LONGARONE. Il Vajont sarà uno dei temi protagonisti di “èStoria” la nona edizione del festival internazionale della storia, in programma questo fine settimana, da domani al 26 maggio, a Gorizia. Il...
La diga del Vajont
La diga del Vajont

LONGARONE. Il Vajont sarà uno dei temi protagonisti di “èStoria” la nona edizione del festival internazionale della storia, in programma questo fine settimana, da domani al 26 maggio, a Gorizia. Il tema di quest'anno è “banditi” come spunto di riflessione sul confine tra legalità ed illegalità e la lotta alle mafie tramite un viaggio e approfondimento in tutte le epoche. Saranno proposti diversi momenti di studio, lezioni, spettacoli, mostre, colazioni e giro con un particolare autobus per la città e presentazioni sui temi storici. Uno di questi, in calendario per domenica, è dedicato appunto al 50° anniversario della tragedia. L'incontro è in collaborazione con pordenonelegge.it e il Comune di Longarone e si terrà dalle 15.30 alle 17 nella Tenda Erodoto, allestita ai giardini pubblici in Corso Verdi. Cinquant’anni dopo la delittuosa tragedia, alcuni ospiti ricostruiranno cause e modalità del disastro del Vajont, riflettendo a partire dal contesto storico senza dimenticare gli echi giunti fino a oggi.

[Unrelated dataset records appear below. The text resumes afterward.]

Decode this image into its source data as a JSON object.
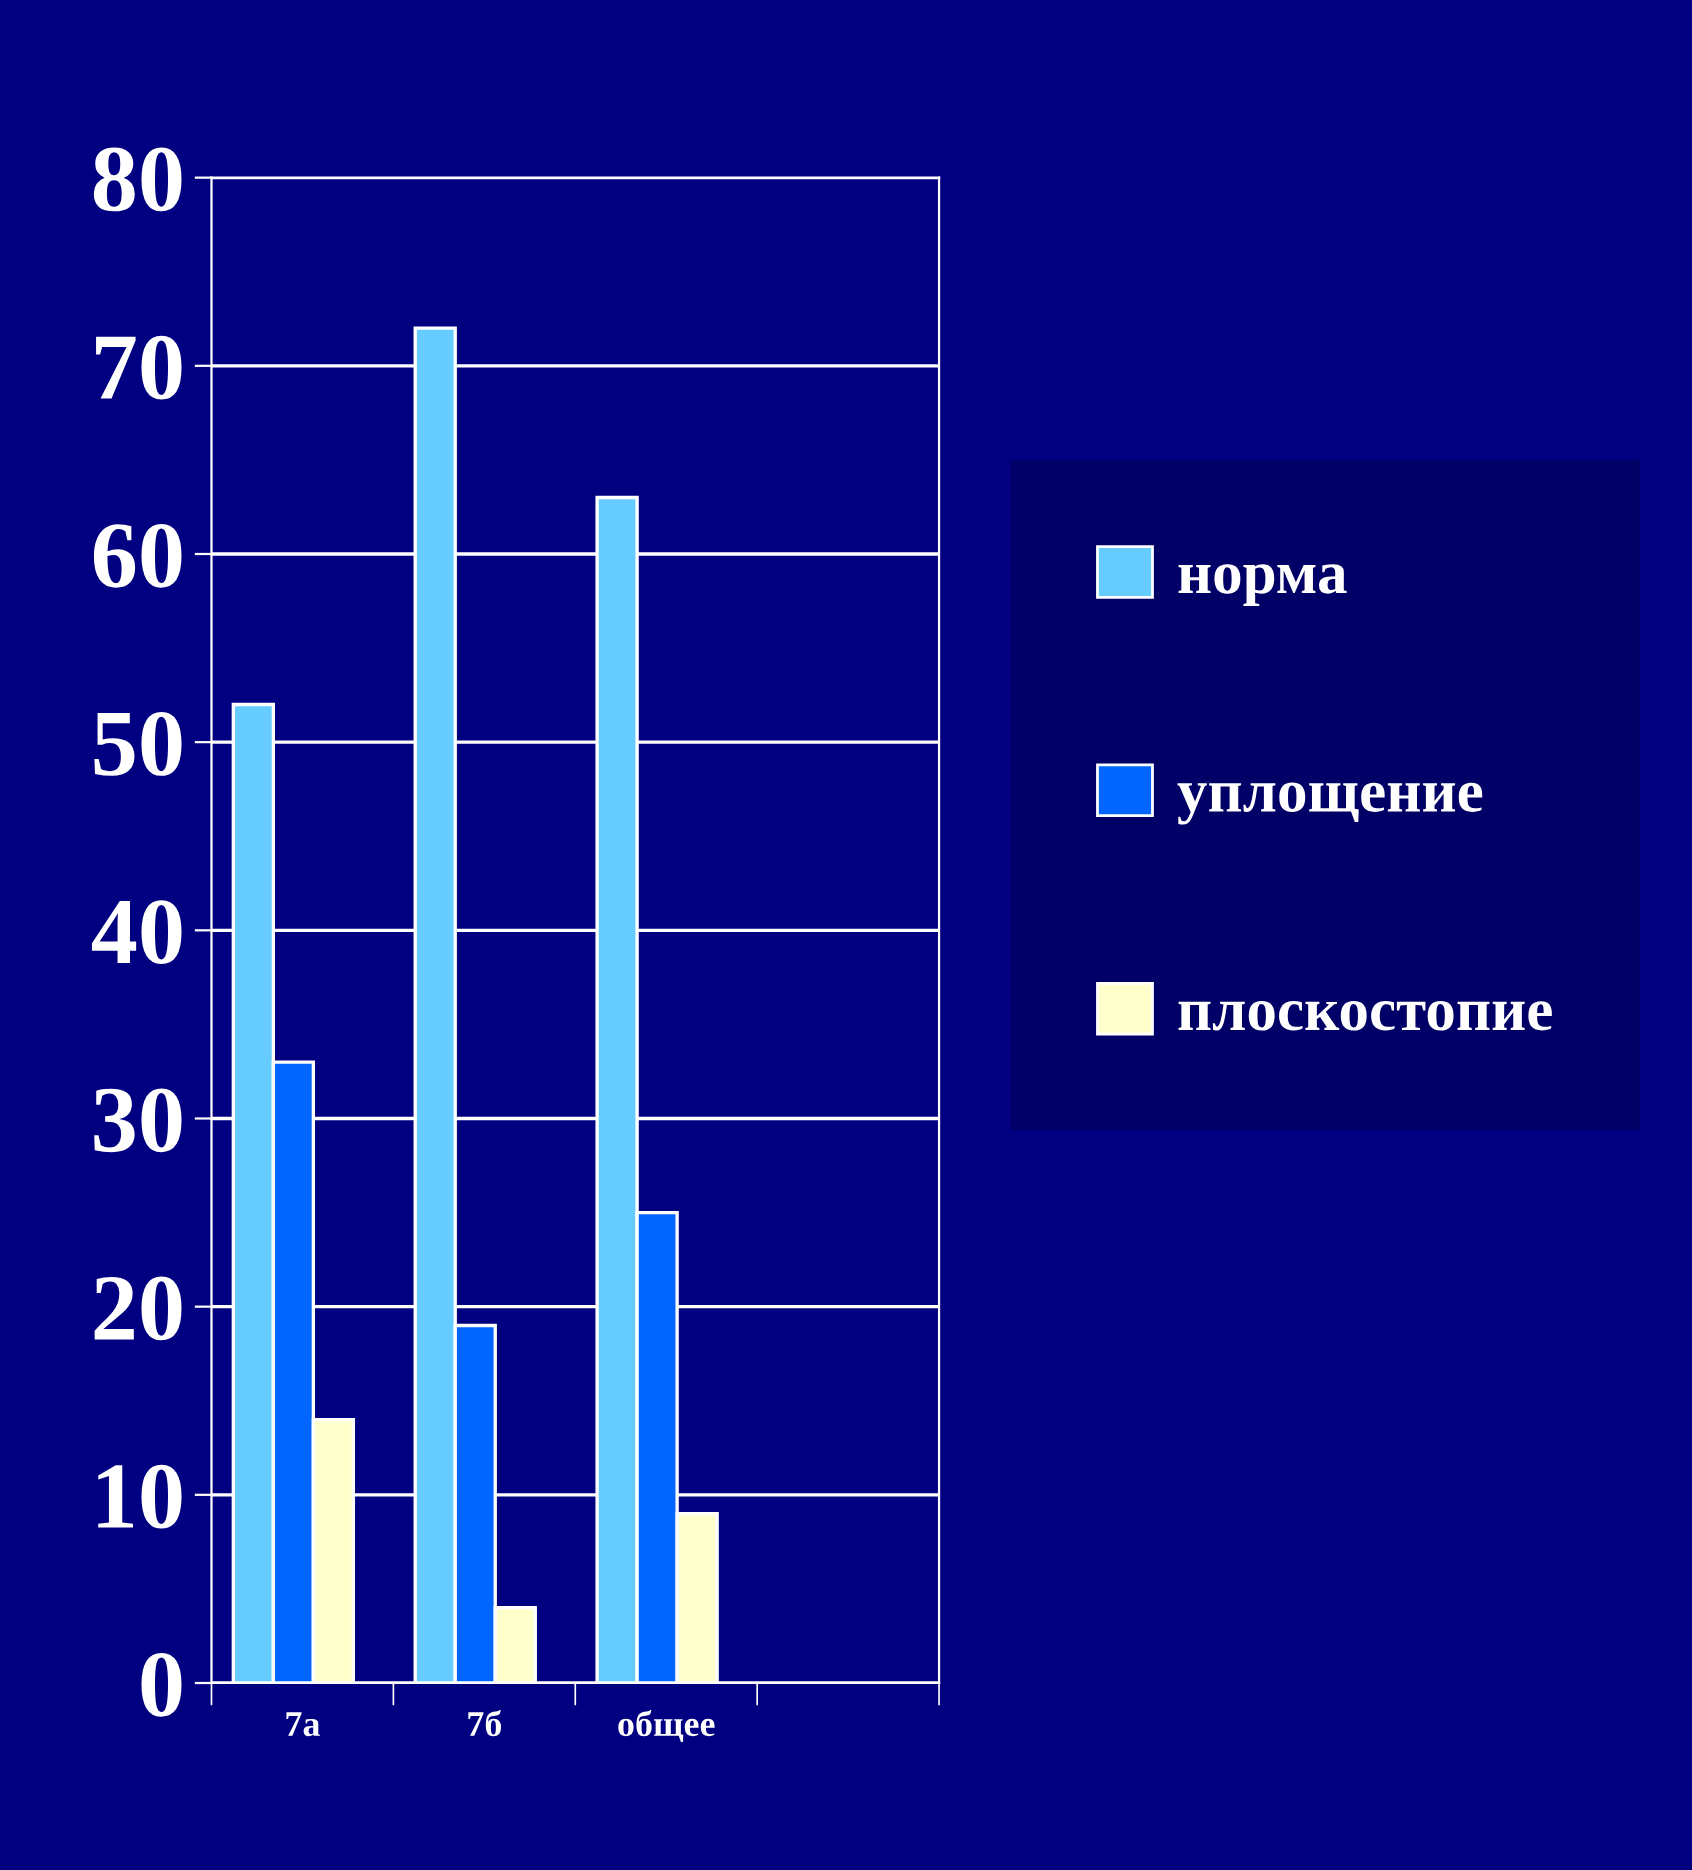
{
  "chart_data": {
    "type": "bar",
    "categories": [
      "7а",
      "7б",
      "общее",
      null
    ],
    "series": [
      {
        "name": "норма",
        "color": "#66ccff",
        "values": [
          52,
          72,
          63,
          null
        ]
      },
      {
        "name": "уплощение",
        "color": "#0066ff",
        "values": [
          33,
          19,
          25,
          null
        ]
      },
      {
        "name": "плоскостопие",
        "color": "#ffffcc",
        "values": [
          14,
          4,
          9,
          null
        ]
      }
    ],
    "ylim": [
      0,
      80
    ],
    "yticks": [
      0,
      10,
      20,
      30,
      40,
      50,
      60,
      70,
      80
    ],
    "grid": "y",
    "legend": "right"
  }
}
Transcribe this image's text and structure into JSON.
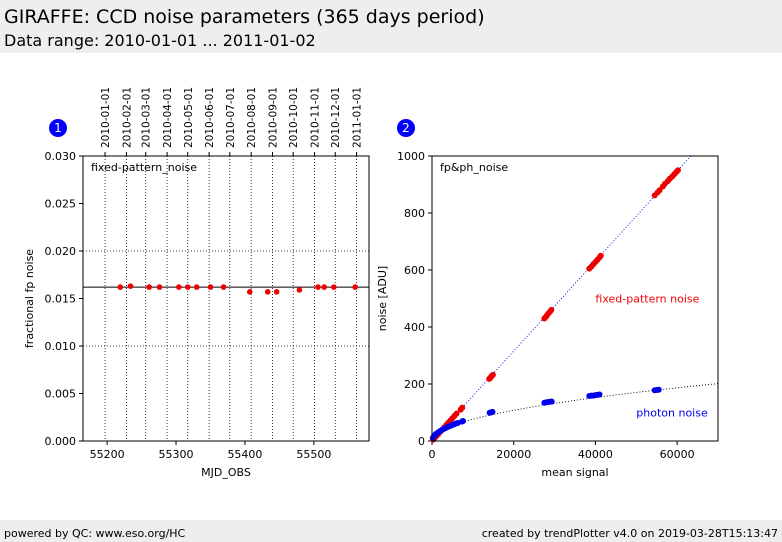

Dopo il saluto del sindaco di Longarone Roberto Padrin ci saranno gli interventi dell'alpinista e scultore Mauro Corona e del presidente dell'Associazione Superstiti del Vajont Renato Migotti, che continua così il suo giro per l'Italia a portare la testimonianza sulla tragedia, particolarmente richiesta in occasione di questa triste ricorrenza. Ci sarà anche il celebre giornalista e scrittore Gianpaolo Pansa, che all'epoca della catastrofe lavorava per La Stampa di Torino e realizzò uno dei reportage più noti a livello nazionale sul tema.

Il moderatore del dibattito sarà Alberto Garlini, scrittore, giornalista del Messaggero Veneto e uno dei curatori della rassegna “Pordenone Legge”.

Questo non sarà l'unico appuntamento dedicato al Vajont all'interno della tre giorni di “èStoria” infatti nella serata di domani, durante la “notte bianca” alle 23.30 nella tenda Apih allestita ai giardini pubblici in Corso Verdi , verrà proiettato il documentario “Vajont 63, Il coraggio di sopravvivere”. Il film del regista Michele Barca è del 2008 e si basa principalmente su interviste ai superstiti, è stato premiato come il miglior documentario dell'anno nel quadro degli Sky TV Awards 2008. L'introduzione del documentario è a cura di Marco Cimmino. (e.d.c.)